I wrote a love poem to a boy who lived in the single-story house behind us. His back yard met up to mine at the property line. I was nine and the year seemed suddenly all about boys—loving them, giggling for them, wishing they could tell you something about who you were or what you would be.
For the most part, they ignored me. A few hated me for my loud voice, but mostly they made me feel like there was a glacier bobbing up and down in my stomach. I was supposed to like them, but it also felt forced and frightening.
Ricky was different. I stared at him during breakfast and recesses, and he was nice to me, a few years older, even and benign. When we walked home through the yards of the houses on Main Street, we dragged our feet in fall leaves and just talked, the way you might with your parent or best friend.
I’m not sure why I wrote him a love letter. I wasn’t a good writer. At nine, my 2s looked like 6s and my bs looked liked ds. I knew they were usually wrong, but I could never tell how. I was certainly aware of my writing issues and deeply protective of them.
Ricky’s letter was on pink paper and I sent it to his house via my next door neighbor, Timmy, who was fat and couldn’t keep a secret. The plan was, Timmy would say the letter came from another girl in my class, and I would stand outside, waiting for Ricky to come out and ask me about it. It couldn’t have been a worse plan. Even for a nine year-old.

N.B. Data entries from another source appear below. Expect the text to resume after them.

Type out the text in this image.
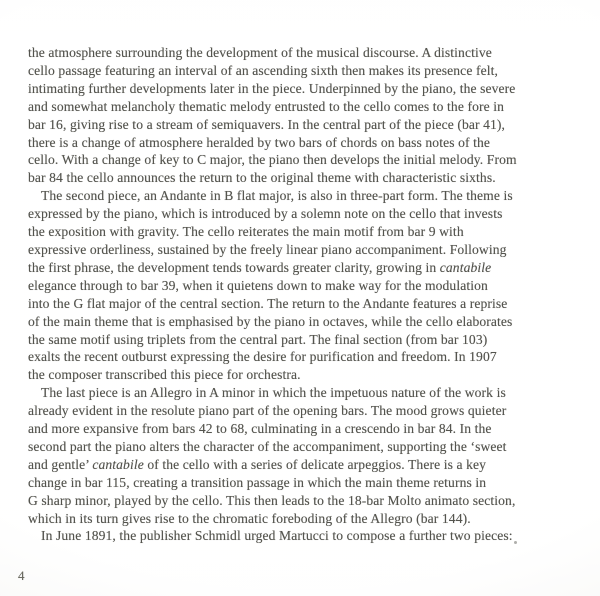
the atmosphere surrounding the development of the musical discourse. A distinctive
cello passage featuring an interval of an ascending sixth then makes its presence felt,
intimating further developments later in the piece. Underpinned by the piano, the severe
and somewhat melancholy thematic melody entrusted to the cello comes to the fore in
bar 16, giving rise to a stream of semiquavers. In the central part of the piece (bar 41),
there is a change of atmosphere heralded by two bars of chords on bass notes of the
cello. With a change of key to C major, the piano then develops the initial melody. From
bar 84 the cello announces the return to the original theme with characteristic sixths.
The second piece, an Andante in B flat major, is also in three-part form. The theme is
expressed by the piano, which is introduced by a solemn note on the cello that invests
the exposition with gravity. The cello reiterates the main motif from bar 9 with
expressive orderliness, sustained by the freely linear piano accompaniment. Following
the first phrase, the development tends towards greater clarity, growing in cantabile
elegance through to bar 39, when it quietens down to make way for the modulation
into the G flat major of the central section. The return to the Andante features a reprise
of the main theme that is emphasised by the piano in octaves, while the cello elaborates
the same motif using triplets from the central part. The final section (from bar 103)
exalts the recent outburst expressing the desire for purification and freedom. In 1907
the composer transcribed this piece for orchestra.
The last piece is an Allegro in A minor in which the impetuous nature of the work is
already evident in the resolute piano part of the opening bars. The mood grows quieter
and more expansive from bars 42 to 68, culminating in a crescendo in bar 84. In the
second part the piano alters the character of the accompaniment, supporting the ‘sweet
and gentle’ cantabile of the cello with a series of delicate arpeggios. There is a key
change in bar 115, creating a transition passage in which the main theme returns in
G sharp minor, played by the cello. This then leads to the 18-bar Molto animato section,
which in its turn gives rise to the chromatic foreboding of the Allegro (bar 144).
In June 1891, the publisher Schmidl urged Martucci to compose a further two pieces:
4
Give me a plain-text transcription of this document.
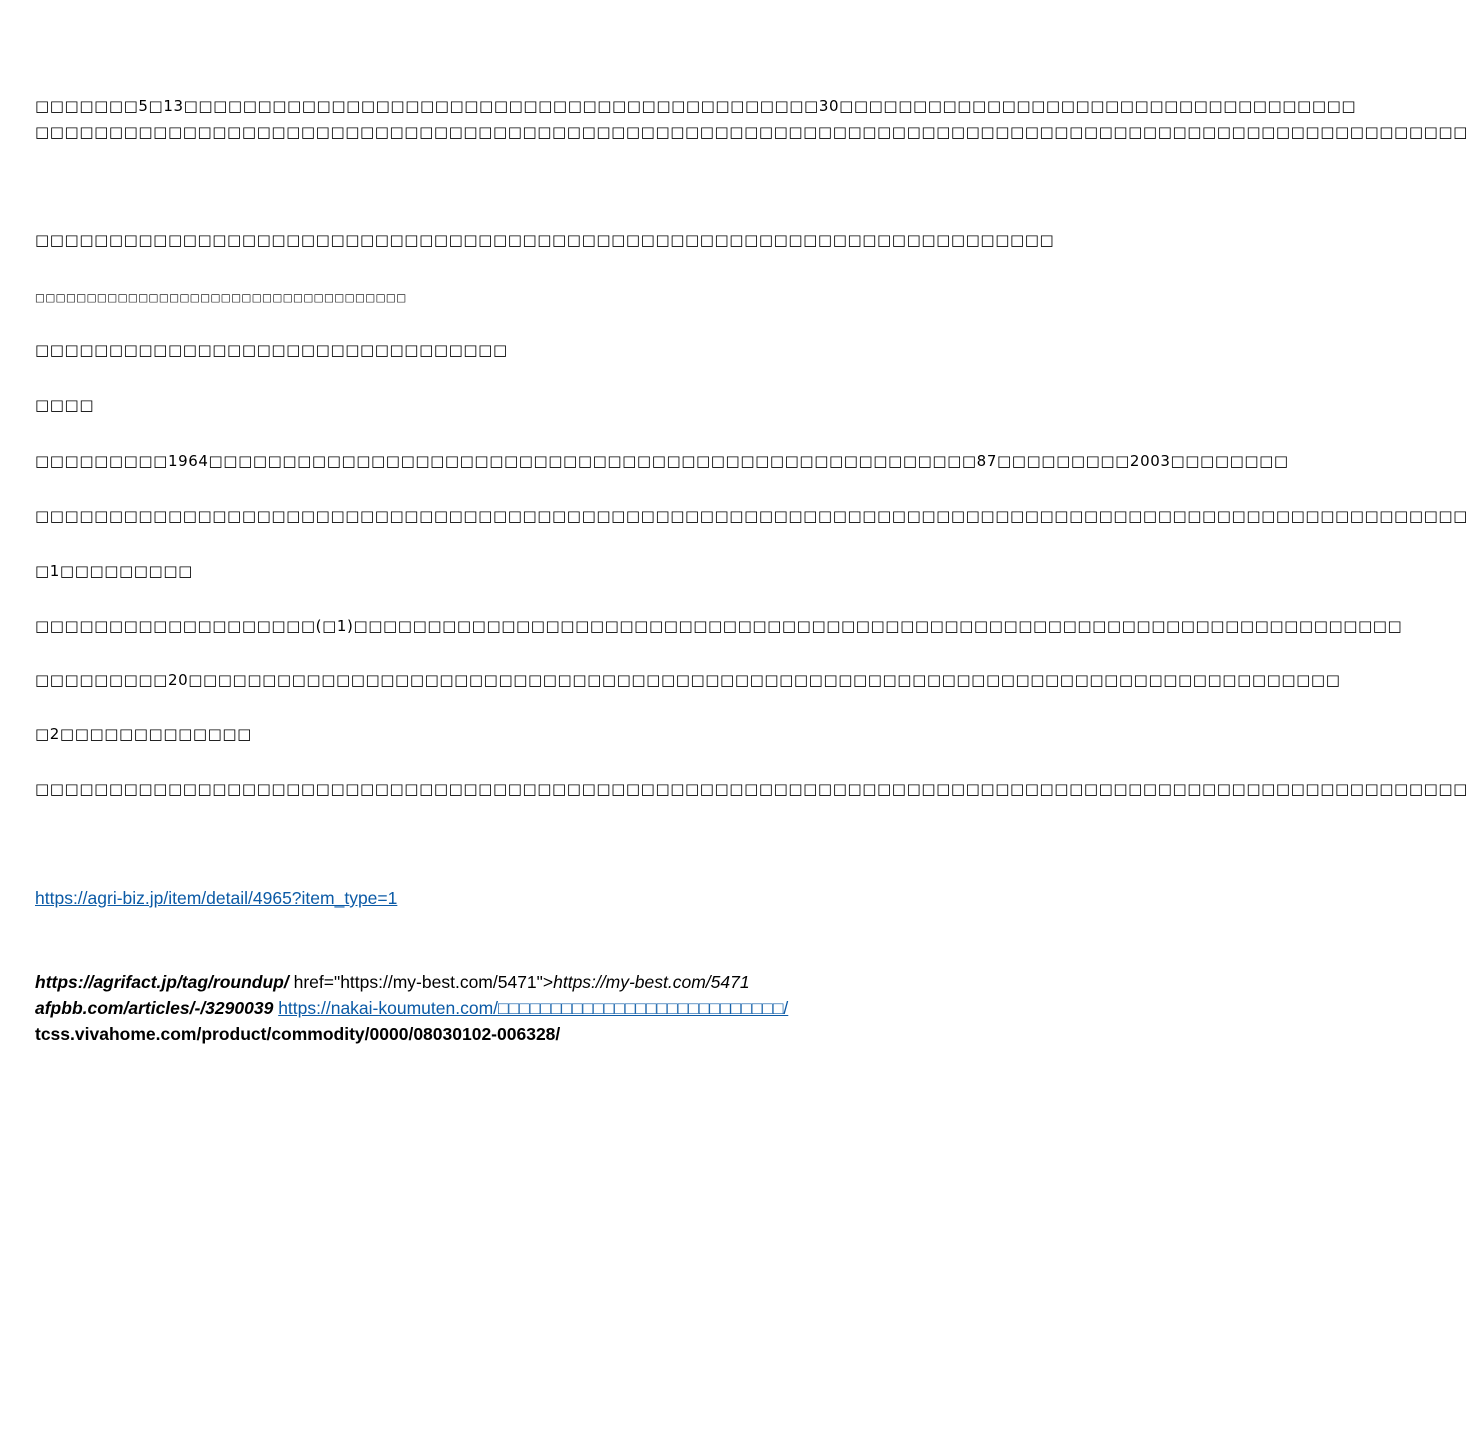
□□□□□□□5□13□□□□□□□□□□□□□□□□□□□□□□□□□□□□□□□□□□□□□□□□□□□30□□□□□□□□□□□□□□□□□□□□□□□□□□□□□□□□□□□
□□□□□□□□□□□□□□□□□□□□□□□□□□□□□□□□□□□□□□□□□□□□□□□□□□□□□□□□□□□□□□□□□□□□□□□□□□□□□□□□□□□□□□□□□□□□□□□□□
□□□□□□□□□□□□□□□□□□□□□□□□□□□□□□□□□□□□□□□□□□□□□□□□□□□□□□□□□□□□□□□□□□□□□
□□□□□□□□□□□□□□□□□□□□□□□□□□□□□□□□□□□□
□□□□□□□□□□□□□□□□□□□□□□□□□□□□□□□□
□□□□
□□□□□□□□□1964□□□□□□□□□□□□□□□□□□□□□□□□□□□□□□□□□□□□□□□□□□□□□□□□□□□□87□□□□□□□□□2003□□□□□□□□
□□□□□□□□□□□□□□□□□□□□□□□□□□□□□□□□□□□□□□□□□□□□□□□□□□□□□□□□□□□□□□□□□□□□□□□□□□□□□□□□□□□□□□□□□□□□□□□□□
□1□□□□□□□□□
□□□□□□□□□□□□□□□□□□□(□1)□□□□□□□□□□□□□□□□□□□□□□□□□□□□□□□□□□□□□□□□□□□□□□□□□□□□□□□□□□□□□□□□□□□□□□□
□□□□□□□□□20□□□□□□□□□□□□□□□□□□□□□□□□□□□□□□□□□□□□□□□□□□□□□□□□□□□□□□□□□□□□□□□□□□□□□□□□□□□□□□
□2□□□□□□□□□□□□□
□□□□□□□□□□□□□□□□□□□□□□□□□□□□□□□□□□□□□□□□□□□□□□□□□□□□□□□□□□□□□□□□□□□□□□□□□□□□□□□□□□□□□□□□□□□□□□□□□
https://agri-biz.jp/item/detail/4965?item_type=1
https://agrifact.jp/tag/roundup/ href="https://my-best.com/5471">https://my-best.com/5471
afpbb.com/articles/-/3290039 https://nakai-koumuten.com/□□□□□□□□□□□□□□□□□□□□□□□□□□□/
tcss.vivahome.com/product/commodity/0000/08030102-006328/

I can only remember one line, which he repeated when he walked through his backyard to where I stood, holding my salmon-colored letter as though it were trash or chicken bones.

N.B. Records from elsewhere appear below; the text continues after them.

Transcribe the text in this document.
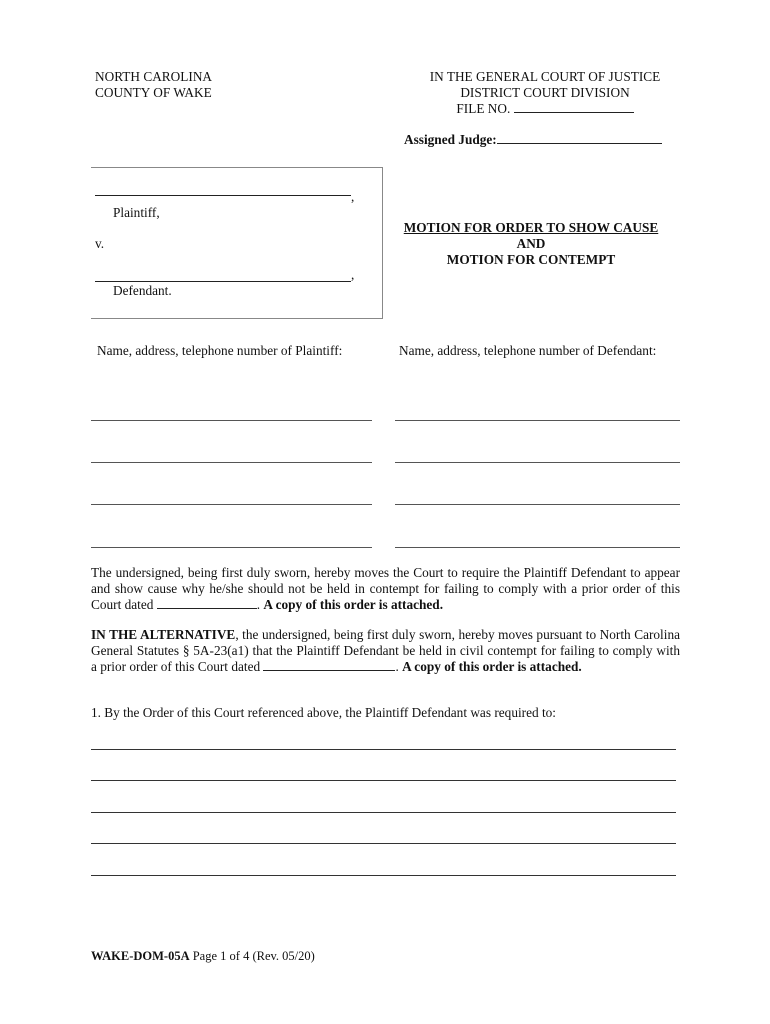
NORTH CAROLINA
COUNTY OF WAKE
IN THE GENERAL COURT OF JUSTICE
DISTRICT COURT DIVISION
FILE NO.
Assigned Judge:
,
Plaintiff,
v.
,
Defendant.
MOTION FOR ORDER TO SHOW CAUSE
AND
MOTION FOR CONTEMPT
Name, address, telephone number of Plaintiff:	Name, address, telephone number of Defendant:

The undersigned, being first duly sworn, hereby moves the Court to require the Plaintiff Defendant to appear and show cause why he/she should not be held in contempt for failing to comply with a prior order of this Court dated	. A copy of this order is attached.

IN THE ALTERNATIVE, the undersigned, being first duly sworn, hereby moves pursuant to North Carolina General Statutes § 5A-23(a1) that the Plaintiff Defendant be held in civil contempt for failing to comply with a prior order of this Court dated	. A copy of this order is attached.

1. By the Order of this Court referenced above, the Plaintiff Defendant was required to:
WAKE-DOM-05A Page 1 of 4 (Rev. 05/20)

“I didn’t write that letter,” I exploded. No one had said a word yet. ”But, I know who did!” Nine year-old me thought this was my “in” to offer and have “key” information. But Ricky was 12, which is a lot older than 9.

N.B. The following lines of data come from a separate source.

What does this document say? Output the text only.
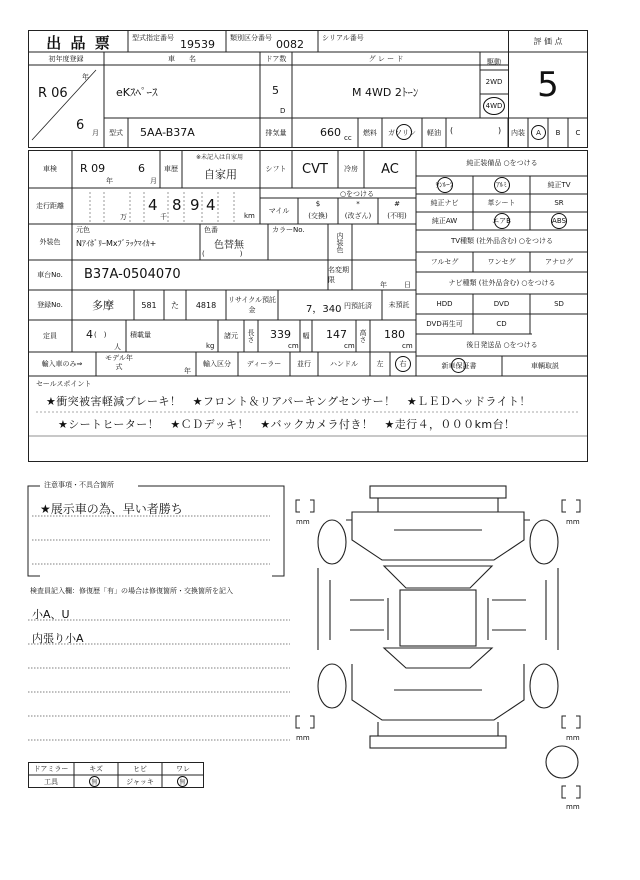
出 品 票	型式指定番号 19539 類別区分番号 0082	シリアル番号	評 価 点
5
初年度登録
R 06
年
6 月
車　　名
eKｽﾍﾟｰｽ
ドア数
5
D
グ レ ー ド
M 4WD 2ﾄｰﾝ
駆動
2WD
4WD
型式	5AA-B37A	排気量	660 cc
燃料	ガソリン	軽油	(	)	内装	A	B	C
車検	R 09
年
6
月
車歴
※未記入は自家用
自家用	シフト	CVT	冷房	AC
走行距離	4
万	千
8 9 4
km
○をつける
マイル
$
(交換)
*
(改ざん)
#
(不明)
外装色
元色	色番
NｱｲﾎﾞﾘｰMxﾌﾞﾗｯｸﾏｲｶ+	色替無
(　　　　　)
カラーNo.
内装色
車台No.	B37A-0504070	名変期限
年 日
登録No.	多摩	581	た	4818
リサイクル預託金	7，340 円預託済	未預託
定員	4 (　)
人
積載量
kg
諸元	長さ 339
cm
幅 147
cm
高さ 180
cm
輸入車のみ⇒
モデル年式	年
輸入区分	ディーラー	並行	ハンドル	左	右
純正装備品 ○をつける
ｻﾝﾙｰﾌ	ｱﾙﾐ	純正TV
純正ナビ	革シート	SR
純正AW	エアB	ABS
TV種類 (社外品含む) ○をつける
フルセグ	ワンセグ	アナログ
ナビ種類 (社外品含む) ○をつける
HDD	DVD	SD
DVD再生可	CD
後日発送品 ○をつける
新車保証書	車輌取説
セールスポイント
★衝突被害軽減ブレーキ！　★フロント＆リアパーキングセンサー！　★ＬＥＤヘッドライト！
★シートヒーター！　★ＣＤデッキ！　★バックカメラ付き！　★走行４，０００km台！
注意事項・不具合箇所
★展示車の為、早い者勝ち
検査員記入欄：修復歴「有」の場合は修復箇所・交換箇所を記入
小A、U
内張り小A
ドアミラー	キズ	ヒビ	ワレ
工具	無	ジャッキ	無
mm	mm
mm	mm
mm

To my shame he said, not even with intentional cruelty, “Jamie, how do you spell hair?”
I blinked. ”I don’t know and I don’t care.”
He handed me the pink sheet of paper, the hot pink pen barely visible on such a close background hue. I love the way your hare goes. It said. Hare. It seemed wrong, it must be wrong, but something also looked so right. I walked in alone, leaving the letter in the dirt, hating all the tricky words curving up all the pages in the world.